It’s amazing how, when you’re not looking, life works itself out and comes together like pieces in a picture puzzle. I had been asked to teach a class at the New Hampshire Guild in November. It was supposed to be Landscape Gaa-barge class. That is a technique where you can make a wall hanging from a photo that you have taken. It uses scraps and small cut offs that would usually be thrown away. It is a fun class and everyone has a memory picture.
All was well until I was asked if I could do a virtual class. I have done Zoom meetings, Skype, and Facetime, but am not set up with the proper equipment to show the procedures. This was a problem.
In the meantime, the Maine Guild had it’s Christmas In July party with a Yankee swap. We wore gloves and masks and social distanced. I made a small wall hanging for my gift.
It went to a good home. The Guild members wanted to learn how to make the blocks. I said that I would make a tutorial and present it at the next meeting. It was a “what if” moment. What if I made a four part mystery quilt tutorial. I called the program chair at the New Hampshire Guild and she thought that it was a wonderful idea. So, starting in November, the New Hampshire Guild will have a mystery quilt for four months and Landscape Gaa-barge will be taught at a much later date. Problem solved.

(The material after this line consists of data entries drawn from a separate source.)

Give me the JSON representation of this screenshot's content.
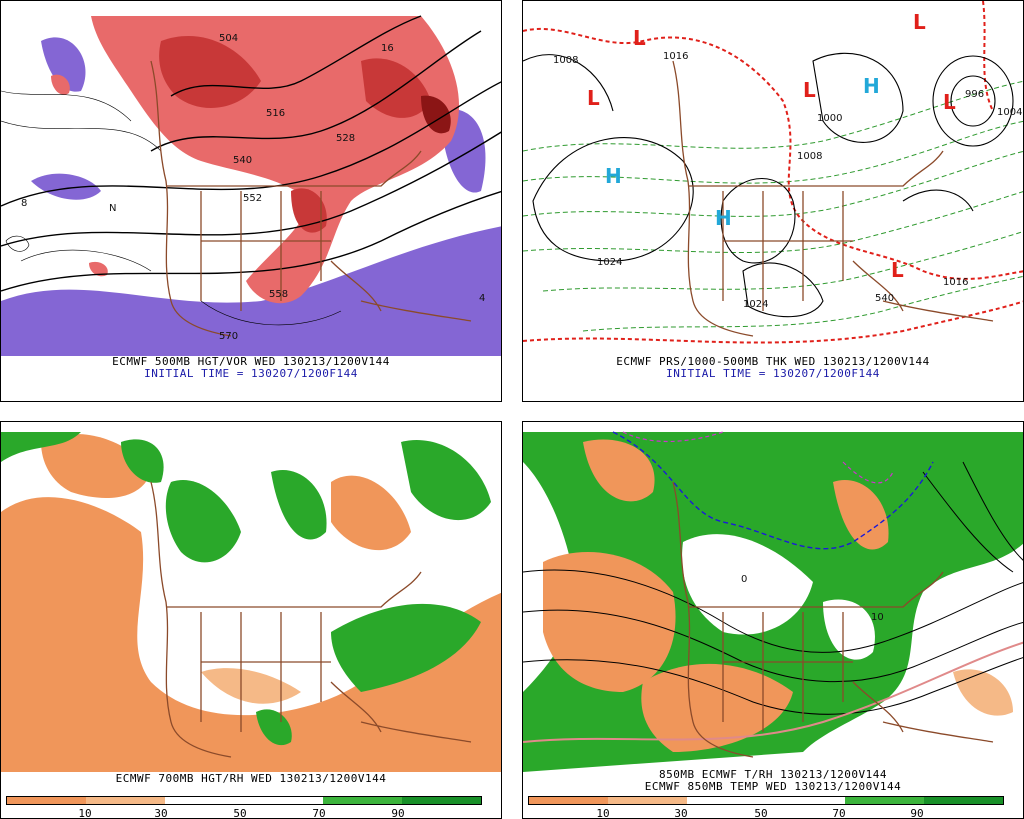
{
  "panels": [
    {
      "id": "500mb",
      "caption_line1": "ECMWF 500MB HGT/VOR WED 130213/1200V144",
      "caption_line2": "INITIAL TIME = 130207/1200F144",
      "contour_labels": [
        "504",
        "516",
        "528",
        "540",
        "552",
        "558",
        "570",
        "16",
        "8",
        "4",
        "N"
      ]
    },
    {
      "id": "pressure",
      "caption_line1": "ECMWF PRS/1000-500MB THK WED 130213/1200V144",
      "caption_line2": "INITIAL TIME = 130207/1200F144",
      "contour_labels": [
        "1008",
        "1016",
        "1000",
        "1008",
        "1024",
        "1024",
        "1016",
        "540",
        "996",
        "1004"
      ],
      "high_label": "H",
      "low_label": "L"
    },
    {
      "id": "700mb",
      "caption_line1": "ECMWF 700MB HGT/RH WED 130213/1200V144"
    },
    {
      "id": "850mb",
      "caption_line1": "850MB ECMWF T/RH 130213/1200V144",
      "caption_line2": "ECMWF 850MB TEMP WED 130213/1200V144",
      "contour_labels": [
        "0",
        "10"
      ]
    }
  ],
  "rh_colorbar": {
    "ticks": [
      "10",
      "30",
      "50",
      "70",
      "90"
    ],
    "colors": [
      "#f0965a",
      "#f5b987",
      "#ffffff",
      "#ffffff",
      "#3cb43c",
      "#189028"
    ]
  },
  "colors": {
    "vorticity_low": "#8466d4",
    "vorticity_high": "#e04a4a",
    "rh_dry": "#f0965a",
    "rh_moist": "#2aa82a",
    "low_marker": "#e0201a",
    "high_marker": "#22a8d8",
    "borders": "#8b4a2a"
  }
}
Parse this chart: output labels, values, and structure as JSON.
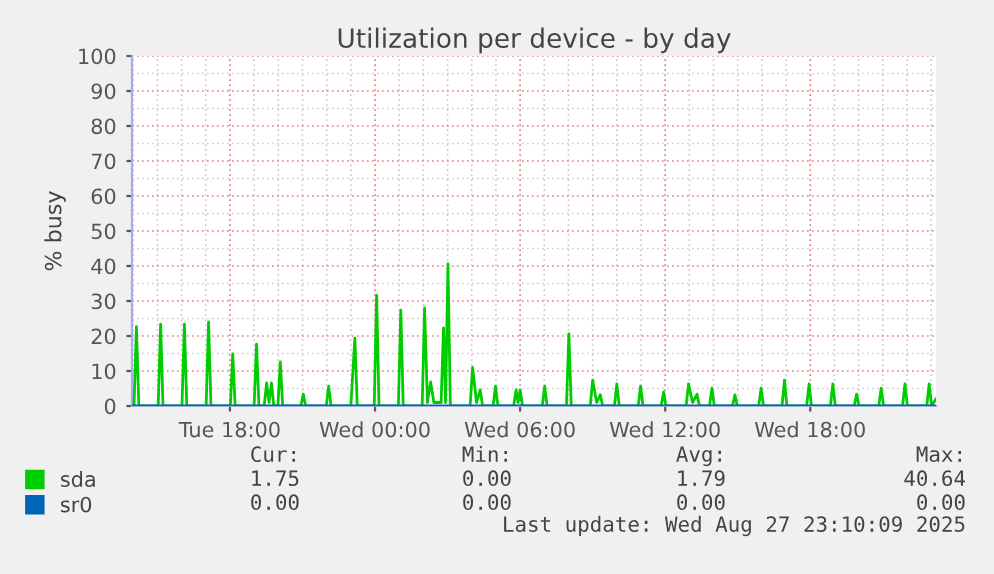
{
  "chart_data": {
    "type": "line",
    "title": "Utilization per device - by day",
    "ylabel": "% busy",
    "xlim": [
      "2025-08-26T13:57",
      "2025-08-27T23:12"
    ],
    "xticks": [
      {
        "value": "2025-08-26T18:00",
        "label": "Tue 18:00"
      },
      {
        "value": "2025-08-27T00:00",
        "label": "Wed 00:00"
      },
      {
        "value": "2025-08-27T06:00",
        "label": "Wed 06:00"
      },
      {
        "value": "2025-08-27T12:00",
        "label": "Wed 12:00"
      },
      {
        "value": "2025-08-27T18:00",
        "label": "Wed 18:00"
      }
    ],
    "ylim": [
      0,
      100
    ],
    "yticks": [
      0,
      10,
      20,
      30,
      40,
      50,
      60,
      70,
      80,
      90,
      100
    ],
    "grid": true,
    "legend": "bottom left",
    "marker": "none",
    "line_style": "solid",
    "series": [
      {
        "name": "sda",
        "color": "#00cc00",
        "x": [
          "2025-08-26T13:57",
          "2025-08-26T14:02",
          "2025-08-26T14:08",
          "2025-08-26T14:14",
          "2025-08-26T15:02",
          "2025-08-26T15:08",
          "2025-08-26T15:14",
          "2025-08-26T16:01",
          "2025-08-26T16:07",
          "2025-08-26T16:13",
          "2025-08-26T17:01",
          "2025-08-26T17:07",
          "2025-08-26T17:13",
          "2025-08-26T18:01",
          "2025-08-26T18:07",
          "2025-08-26T18:13",
          "2025-08-26T19:00",
          "2025-08-26T19:06",
          "2025-08-26T19:12",
          "2025-08-26T19:25",
          "2025-08-26T19:31",
          "2025-08-26T19:37",
          "2025-08-26T19:43",
          "2025-08-26T19:49",
          "2025-08-26T19:59",
          "2025-08-26T20:05",
          "2025-08-26T20:11",
          "2025-08-26T20:56",
          "2025-08-26T21:02",
          "2025-08-26T21:08",
          "2025-08-26T21:59",
          "2025-08-26T22:05",
          "2025-08-26T22:11",
          "2025-08-26T23:00",
          "2025-08-26T23:10",
          "2025-08-26T23:16",
          "2025-08-26T23:58",
          "2025-08-27T00:04",
          "2025-08-27T00:10",
          "2025-08-27T00:58",
          "2025-08-27T01:04",
          "2025-08-27T01:10",
          "2025-08-27T01:57",
          "2025-08-27T02:03",
          "2025-08-27T02:10",
          "2025-08-27T02:18",
          "2025-08-27T02:26",
          "2025-08-27T02:44",
          "2025-08-27T02:50",
          "2025-08-27T02:55",
          "2025-08-27T03:01",
          "2025-08-27T03:07",
          "2025-08-27T03:56",
          "2025-08-27T04:02",
          "2025-08-27T04:12",
          "2025-08-27T04:21",
          "2025-08-27T04:27",
          "2025-08-27T04:53",
          "2025-08-27T04:59",
          "2025-08-27T05:05",
          "2025-08-27T05:44",
          "2025-08-27T05:50",
          "2025-08-27T05:55",
          "2025-08-27T06:00",
          "2025-08-27T06:06",
          "2025-08-27T06:55",
          "2025-08-27T07:01",
          "2025-08-27T07:07",
          "2025-08-27T07:55",
          "2025-08-27T08:01",
          "2025-08-27T08:07",
          "2025-08-27T08:54",
          "2025-08-27T09:00",
          "2025-08-27T09:10",
          "2025-08-27T09:19",
          "2025-08-27T09:25",
          "2025-08-27T09:54",
          "2025-08-27T10:00",
          "2025-08-27T10:06",
          "2025-08-27T10:53",
          "2025-08-27T10:59",
          "2025-08-27T11:05",
          "2025-08-27T11:50",
          "2025-08-27T11:56",
          "2025-08-27T12:02",
          "2025-08-27T12:52",
          "2025-08-27T12:58",
          "2025-08-27T13:08",
          "2025-08-27T13:19",
          "2025-08-27T13:25",
          "2025-08-27T13:50",
          "2025-08-27T13:56",
          "2025-08-27T14:02",
          "2025-08-27T14:47",
          "2025-08-27T14:53",
          "2025-08-27T14:59",
          "2025-08-27T15:52",
          "2025-08-27T15:58",
          "2025-08-27T16:04",
          "2025-08-27T16:50",
          "2025-08-27T16:56",
          "2025-08-27T17:02",
          "2025-08-27T17:51",
          "2025-08-27T17:57",
          "2025-08-27T18:03",
          "2025-08-27T18:50",
          "2025-08-27T18:56",
          "2025-08-27T19:02",
          "2025-08-27T19:49",
          "2025-08-27T19:55",
          "2025-08-27T20:01",
          "2025-08-27T20:50",
          "2025-08-27T20:56",
          "2025-08-27T21:02",
          "2025-08-27T21:49",
          "2025-08-27T21:55",
          "2025-08-27T22:01",
          "2025-08-27T22:49",
          "2025-08-27T22:55",
          "2025-08-27T23:01",
          "2025-08-27T23:12"
        ],
        "values": [
          0,
          0,
          22.7,
          0,
          0,
          23.4,
          0,
          0,
          23.4,
          0,
          0,
          24,
          0,
          0,
          14.9,
          0,
          0,
          17.7,
          0,
          0,
          6.6,
          1,
          6.6,
          0,
          0,
          12.6,
          0,
          0,
          3.4,
          0,
          0,
          5.7,
          0,
          0,
          19.4,
          0,
          0,
          31.6,
          0,
          0,
          27.4,
          0,
          0,
          28,
          1,
          6.9,
          1,
          1,
          22.3,
          1,
          40.6,
          0,
          0,
          11,
          1,
          4.6,
          0,
          0,
          5.7,
          0,
          0,
          4.6,
          1,
          4.6,
          0,
          0,
          5.7,
          0,
          0,
          20.6,
          0,
          0,
          7.4,
          1,
          3.2,
          0,
          0,
          6.3,
          0,
          0,
          5.7,
          0,
          0,
          4,
          0,
          0,
          6.3,
          1,
          3.4,
          0,
          0,
          5.1,
          0,
          0,
          3.2,
          0,
          0,
          5.1,
          0,
          0,
          7.4,
          0,
          0,
          6.3,
          0,
          0,
          6.3,
          0,
          0,
          3.4,
          0,
          0,
          5.1,
          0,
          0,
          6.3,
          0,
          0,
          6.3,
          0,
          2
        ]
      },
      {
        "name": "sr0",
        "color": "#0066b3",
        "x": [
          "2025-08-26T13:57",
          "2025-08-27T23:12"
        ],
        "values": [
          0,
          0
        ]
      }
    ],
    "annotations": [
      "Cur:",
      "Min:",
      "Avg:",
      "Max:",
      "1.75",
      "0.00",
      "1.79",
      "40.64",
      "0.00",
      "0.00",
      "0.00",
      "0.00",
      "Last update: Wed Aug 27 23:10:09 2025"
    ]
  }
}
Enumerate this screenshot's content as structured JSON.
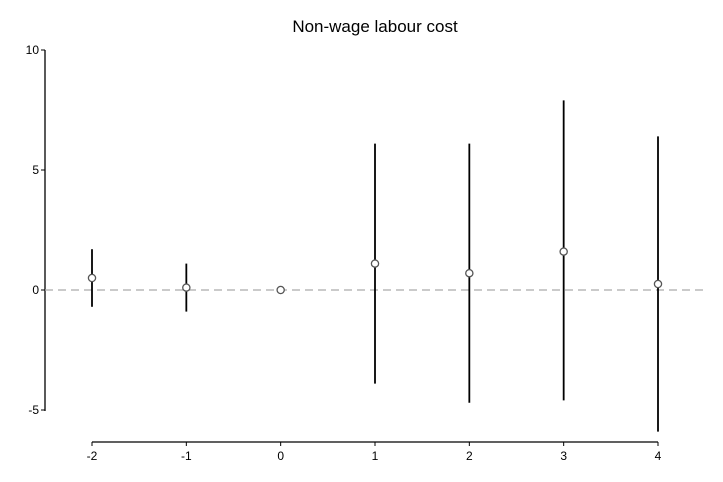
{
  "chart_data": {
    "type": "scatter",
    "title": "Non-wage labour cost",
    "xlabel": "",
    "ylabel": "",
    "x_ticks": [
      "-2",
      "-1",
      "0",
      "1",
      "2",
      "3",
      "4"
    ],
    "y_ticks": [
      "10",
      "5",
      "0",
      "-5"
    ],
    "xlim": [
      -2,
      4
    ],
    "ylim": [
      -5,
      10
    ],
    "grid": false,
    "reference_line": {
      "y": 0,
      "style": "dashed",
      "color": "#aaaaaa"
    },
    "series": [
      {
        "points": [
          {
            "x": -2,
            "y": 0.5,
            "ci_low": -0.7,
            "ci_high": 1.7
          },
          {
            "x": -1,
            "y": 0.1,
            "ci_low": -0.9,
            "ci_high": 1.1
          },
          {
            "x": 0,
            "y": 0.0,
            "ci_low": 0.0,
            "ci_high": 0.0
          },
          {
            "x": 1,
            "y": 1.1,
            "ci_low": -3.9,
            "ci_high": 6.1
          },
          {
            "x": 2,
            "y": 0.7,
            "ci_low": -4.7,
            "ci_high": 6.1
          },
          {
            "x": 3,
            "y": 1.6,
            "ci_low": -4.6,
            "ci_high": 7.9
          },
          {
            "x": 4,
            "y": 0.25,
            "ci_low": -5.9,
            "ci_high": 6.4
          }
        ]
      }
    ],
    "colors": {
      "marker": "#555555",
      "ci_line": "#000000",
      "axis": "#000000",
      "reference": "#aaaaaa"
    }
  }
}
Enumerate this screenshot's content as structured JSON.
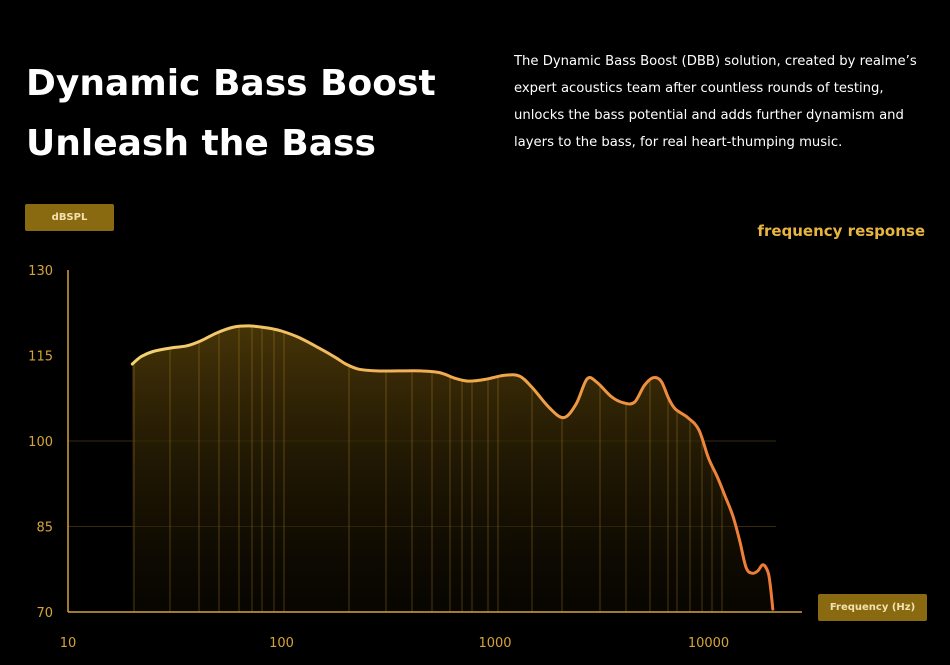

The Maine Guild members had a fun day learning the block which can be made in several sizes.
My gardens in N. H. are dried up. I checked around and did find quite a few tomatoes and a zucchini.
I had some free fabric and decided to use it for the Moorewood Mystery quilt. The clues come once a month. The first month was just cutting, so it was finished quickly and put aside for the next clue.
Summer Sampler is on week six. I am two weeks behind. The last two need a printer to print out the patterns and mine is in New Hampshire. I’m in Maine. I’ll catch up later.
The applique wall hanging is ready to baste again for hand quilting. I had basted it already and used a wool batt. Every time that I picked it up, it seemed very heavy. After thinking about it, I decided that the wool batt would be better in a bed quilt. It took just fifteen minutes to pull out all the basting threads. It will be better with a thin batt. Miss Molly has inspected the quilt and says it’s ready to be finished.
Everything works out if you wait for a little while.
Have a great day and happy quilting.